Francesca Myman & Amelia Beamer: "The search for intelligent alien life is examined in Is Anybody Out There?, edited by Nick Gevers & Marty Halpern (DAW): from Paul McAuley's introduction: 'the truth is likely to be far stranger than anything we can imagine and that's why it's important to imagine everything we can.'"

Gary K. Wolfe: "Other anthologies, usually theme-based, seemed designed to see what writers could do with some of the field's most time-tested conventions:...first contact (Is Anybody Out There?, Nick Gevers & Marty Halpern)...."

Gardner Dozois: "Is Anybody Out There?, edited by Nick Gevers & Marty Halpern, featured good work by Pat Cadigan, Jay Lake, Alex Irvine, Matthew Hughes, and others."

Jonathan Strahan: "These were not the only worthwhile anthologies of 2010, though. I also happily recommend...Nick Gevers & Marty Halpern's Is Anybody Out There?..."

Rich Horton: "DAW cut its schedule of original anthologies quite a bit in 2010 -- of those that appeared, the clear winner is Is Anybody Out There?, edited by Nick Gevers & Marty Halpern, an anthology of Fermi Paradox stories."

This last entry is from Locus online, Lois Tilton's 2010 Short Fiction Reviews in Review:

The "Fermi Paradox" anthology Is Anybody Out There? had David Langford's neat "Graffiti in the Library of Babel."

So there you have it. The Locus 2010 Year in Review as it pertains to anthologies, and specifically IAOT?

If you are new to this blog:
Right below the More Red Ink header logo at the top of the blog, you'll find a tab entitled "Is Anybody Out There?" that leads directly to a dedicated page.
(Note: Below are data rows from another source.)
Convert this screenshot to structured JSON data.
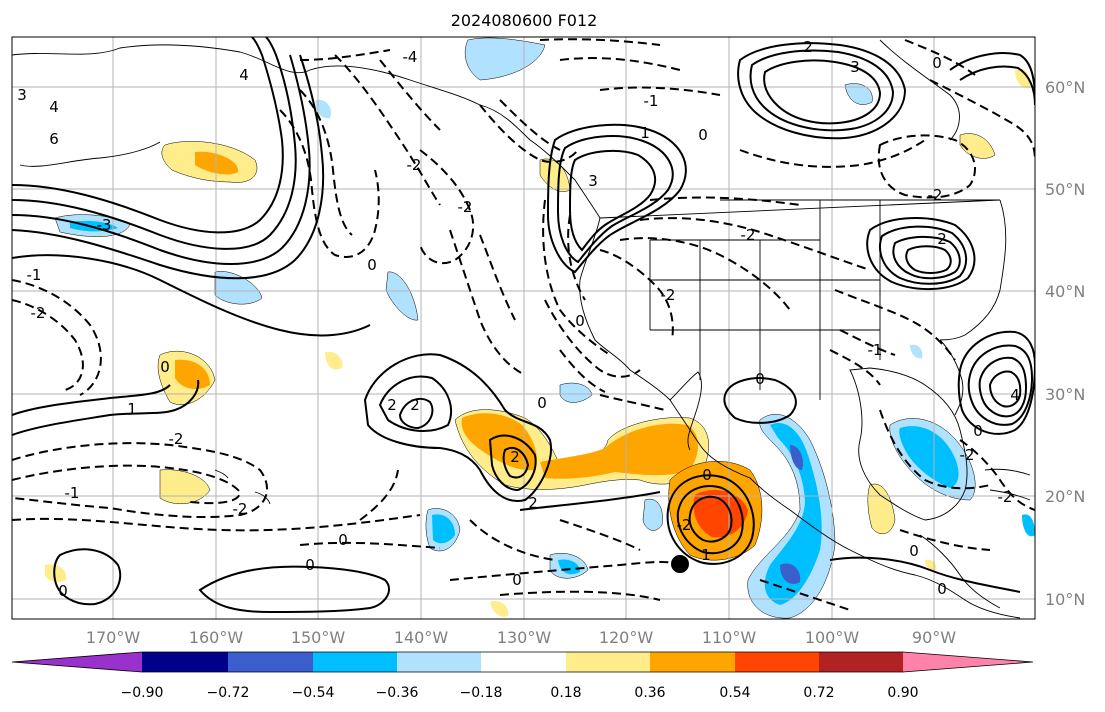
{
  "title": "2024080600 F012",
  "lon_labels": [
    "170°W",
    "160°W",
    "150°W",
    "140°W",
    "130°W",
    "120°W",
    "110°W",
    "100°W",
    "90°W"
  ],
  "lat_labels": [
    "60°N",
    "50°N",
    "40°N",
    "30°N",
    "20°N",
    "10°N"
  ],
  "colorbar": {
    "tick_labels": [
      "−0.90",
      "−0.72",
      "−0.54",
      "−0.36",
      "−0.18",
      "0.18",
      "0.36",
      "0.54",
      "0.72",
      "0.90"
    ],
    "colors": [
      "#9932cc",
      "#00008b",
      "#3a5fcd",
      "#00bfff",
      "#b0e2ff",
      "#ffffff",
      "#ffec8b",
      "#ffa500",
      "#ff4500",
      "#b22222",
      "#ff82ab"
    ]
  },
  "contour_labels": [
    "3",
    "4",
    "6",
    "-1",
    "-2",
    "-3",
    "2",
    "1",
    "0",
    "-4"
  ],
  "storm_marker": "black dot"
}
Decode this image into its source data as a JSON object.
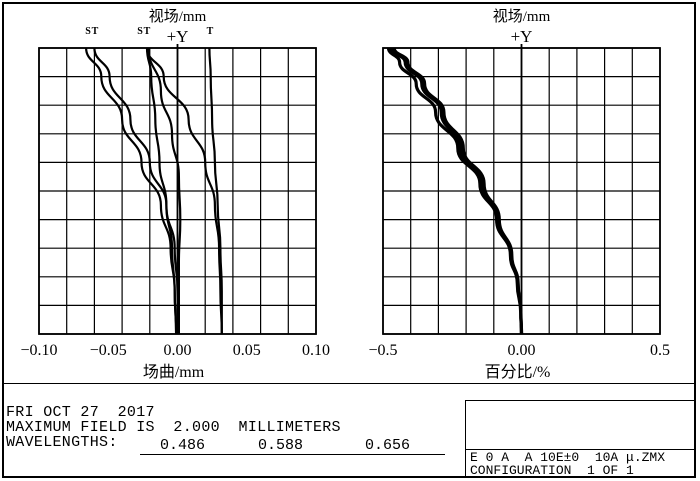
{
  "chart_data": [
    {
      "type": "line",
      "title": "视场/mm",
      "top_label": "+Y",
      "xlabel": "场曲/mm",
      "xlim": [
        -0.1,
        0.1
      ],
      "ylim": [
        0,
        2.0
      ],
      "xticks": [
        "−0.10",
        "−0.05",
        "0.00",
        "0.05",
        "0.10"
      ],
      "grid": true,
      "series_markers": [
        "S",
        "T",
        "S",
        "T",
        "T"
      ],
      "series": [
        {
          "name": "S",
          "x": [
            -0.066,
            -0.055,
            -0.04,
            -0.026,
            -0.012,
            -0.005,
            -0.002,
            -0.001
          ],
          "y": [
            2.0,
            1.8,
            1.5,
            1.2,
            0.9,
            0.6,
            0.3,
            0.0
          ]
        },
        {
          "name": "S",
          "x": [
            -0.06,
            -0.049,
            -0.034,
            -0.02,
            -0.008,
            -0.002,
            0.0,
            0.001
          ],
          "y": [
            2.0,
            1.8,
            1.5,
            1.2,
            0.9,
            0.6,
            0.3,
            0.0
          ]
        },
        {
          "name": "T",
          "x": [
            -0.022,
            -0.019,
            -0.016,
            -0.013,
            -0.008,
            -0.004,
            -0.002,
            -0.001
          ],
          "y": [
            2.0,
            1.8,
            1.5,
            1.2,
            0.9,
            0.6,
            0.3,
            0.0
          ]
        },
        {
          "name": "T",
          "x": [
            -0.021,
            -0.012,
            -0.004,
            0.001,
            0.002,
            0.001,
            0.001,
            0.001
          ],
          "y": [
            2.0,
            1.7,
            1.4,
            1.1,
            0.8,
            0.5,
            0.2,
            0.0
          ]
        },
        {
          "name": "T",
          "x": [
            -0.022,
            -0.01,
            0.008,
            0.02,
            0.027,
            0.03,
            0.031,
            0.032
          ],
          "y": [
            2.0,
            1.8,
            1.5,
            1.2,
            0.9,
            0.6,
            0.3,
            0.0
          ]
        },
        {
          "name": "T",
          "x": [
            0.023,
            0.024,
            0.025,
            0.027,
            0.029,
            0.031,
            0.032,
            0.032
          ],
          "y": [
            2.0,
            1.8,
            1.5,
            1.2,
            0.9,
            0.6,
            0.3,
            0.0
          ]
        }
      ]
    },
    {
      "type": "line",
      "title": "视场/mm",
      "top_label": "+Y",
      "xlabel": "百分比/%",
      "xlim": [
        -0.5,
        0.5
      ],
      "ylim": [
        0,
        2.0
      ],
      "xticks": [
        "−0.5",
        "0.00",
        "0.5"
      ],
      "grid": true,
      "series": [
        {
          "name": "",
          "x": [
            -0.48,
            -0.44,
            -0.38,
            -0.31,
            -0.23,
            -0.15,
            -0.09,
            -0.04,
            -0.015,
            -0.003,
            0.0
          ],
          "y": [
            2.0,
            1.9,
            1.75,
            1.55,
            1.3,
            1.05,
            0.8,
            0.55,
            0.35,
            0.15,
            0.0
          ]
        },
        {
          "name": "",
          "x": [
            -0.47,
            -0.42,
            -0.36,
            -0.29,
            -0.22,
            -0.14,
            -0.085,
            -0.038,
            -0.013,
            -0.002,
            0.0
          ],
          "y": [
            2.0,
            1.9,
            1.75,
            1.55,
            1.3,
            1.05,
            0.8,
            0.55,
            0.35,
            0.15,
            0.0
          ]
        },
        {
          "name": "",
          "x": [
            -0.46,
            -0.41,
            -0.35,
            -0.28,
            -0.21,
            -0.135,
            -0.08,
            -0.035,
            -0.012,
            -0.002,
            0.0
          ],
          "y": [
            2.0,
            1.9,
            1.75,
            1.55,
            1.3,
            1.05,
            0.8,
            0.55,
            0.35,
            0.15,
            0.0
          ]
        }
      ]
    }
  ],
  "info": {
    "line1": "FRI OCT 27  2017",
    "line2": "MAXIMUM FIELD IS  2.000  MILLIMETERS",
    "line3": "WAVELENGTHS:",
    "wavelengths": [
      "0.486",
      "0.588",
      "0.656"
    ]
  },
  "box": {
    "line1": "E 0 A  A 10E±0  10A μ.ZMX",
    "line2": "CONFIGURATION  1 OF 1"
  }
}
This page links to and summarizes all my blog posts on the anthology. Amongst these blog posts you will find the complete text to six of the stories included in the anthology -- the stories by Michael Arsenault, Pat Cadigan, Sheila Finch, Jay Lake, David Langford, and Kristine Kathryn Rusch. If you haven't already done so, I hope you'll take the time to read these stories, either now or later. But if you've gotten this far and wish to check out the stories now, here's the page link. Enjoy!


1 I subscribed to Locus for more than 20 years, but increasing philosophical differences with the magazine's content and disagreement with how the Locus Awards were managed compelled me to allow my subscription to expire a few years ago; nevertheless, this in no way detracts from my appreciation of and respect for the magazine's (and staff's) dedication and contributions to the sf/f/h communities. When I have requested information and photographs from Locus, over the years, for use on dust jackets and in this blog, the staff has always been forthcoming, for which I am grateful.